Siberian Immigrants in Hawaii

October 9, 2015 1:15 pm
by David Jakeman

When most people think of immigrant to Hawaii, they think of those coming from the neighboring Pacific islands and countries. Hawaii immigration attorneys often work with immigrants from the Philippines, Samoa, the Marshal Islands, Japan, and Korea. Hawaii also has a long history of immigrants coming to work in agricultural production over the past dozen decades. It is not surprising to hear stories from individuals telling about their immigrant heritage from around the Pacific.

It’s a bit more of a surprise to hear of Siberian immigrants to Hawaii. There were actually a number of Siberian immigrants who did make the journey in the early 1900s. While they may have been leaving the frozen tundra behind, their time in Hawaii was far from paradise. They came as agricultural workers, and even though they, like many other immigrants, hoped for a better life, they found that things were not quite nice as imagined.

Immigrants to Hawaii

The Hawaii Board of Immigration sought to bring Russians from Siberia to work on the island plantations. While earlier Japanese immigrants and Chinese immigrants had come to work in Hawaii to work on the sugar plantations, Hawaiian officials had become concerned about unrest among members of these populations. Several thousand Japanese immigrants who worked on the plantations had gone on strike in 1909. They wanted better pay and better working conditions.

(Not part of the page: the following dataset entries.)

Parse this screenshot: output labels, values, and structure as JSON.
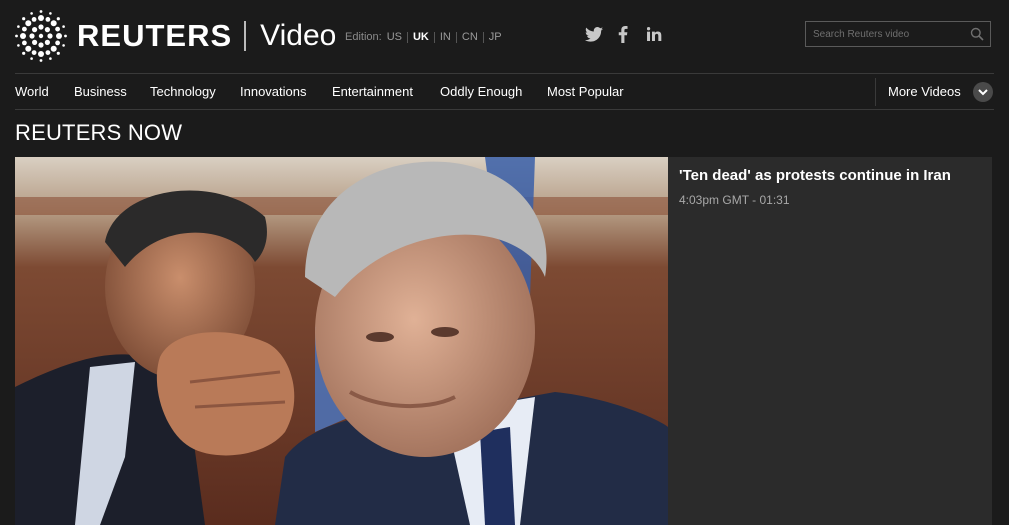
{
  "header": {
    "brand": "REUTERS",
    "section": "Video",
    "edition": {
      "label": "Edition:",
      "options": [
        "US",
        "UK",
        "IN",
        "CN",
        "JP"
      ],
      "selected": "UK"
    },
    "social": [
      {
        "name": "twitter-icon",
        "glyph": "🐦"
      },
      {
        "name": "facebook-icon",
        "glyph": "f"
      },
      {
        "name": "linkedin-icon",
        "glyph": "in"
      }
    ],
    "search": {
      "placeholder": "Search Reuters video"
    }
  },
  "nav": {
    "items": [
      "World",
      "Business",
      "Technology",
      "Innovations",
      "Entertainment",
      "Oddly Enough",
      "Most Popular"
    ],
    "more_label": "More Videos"
  },
  "section_title": "REUTERS NOW",
  "featured": {
    "title": "'Ten dead' as protests continue in Iran",
    "time": "4:03pm GMT",
    "duration": "01:31"
  },
  "colors": {
    "background": "#1b1b1b",
    "panel": "#2b2b2b",
    "text": "#ffffff",
    "muted": "#a8a8a8"
  }
}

As an effort to remedy this situation, Hawaiian officials offered incentives to persuade Russian immigrants to come. It was also an effort to get more white labor and make the island whiter. Not surprisingly, these Russian workers received a higher wage—about one-third more than what their Asian immigrant counterparts received. The effort was led by an entrepreneurial Honolulu man. He helped spearhead a Russian propaganda effort with pamphlets promising good pay, nice weather, a little house, not too many hours to work, and wages.

Tough Times in Hawaii

Immigration attorneys know that life in a new country often doesn’t live up to expectations, but these Russian immigrants had been deliberately lied to. And like their Japanese immigrant counterparts, they started to strike. They also fell prey to measles and found themselves quarantined. The language barrier also created a problem, and the Russian immigrants found it difficult to adapt. They got in trouble for bathing naked on a public beach.

Many left Hawaii for other places, like California or New York. A few returned to Russia. When the Bolshevik Revolution took place seven years later, Russian officials sent a representative to try to get them to come home. A few did, while others wanted to avoid a country torn by civil war. Those who returned kept memories of Hawaii with them for the rest of their lives. 1 Hawaiian officials came to see the immigration scheme as a failure, and the Russian immigrants and their descendents integrated in ways those of other backgrounds could not.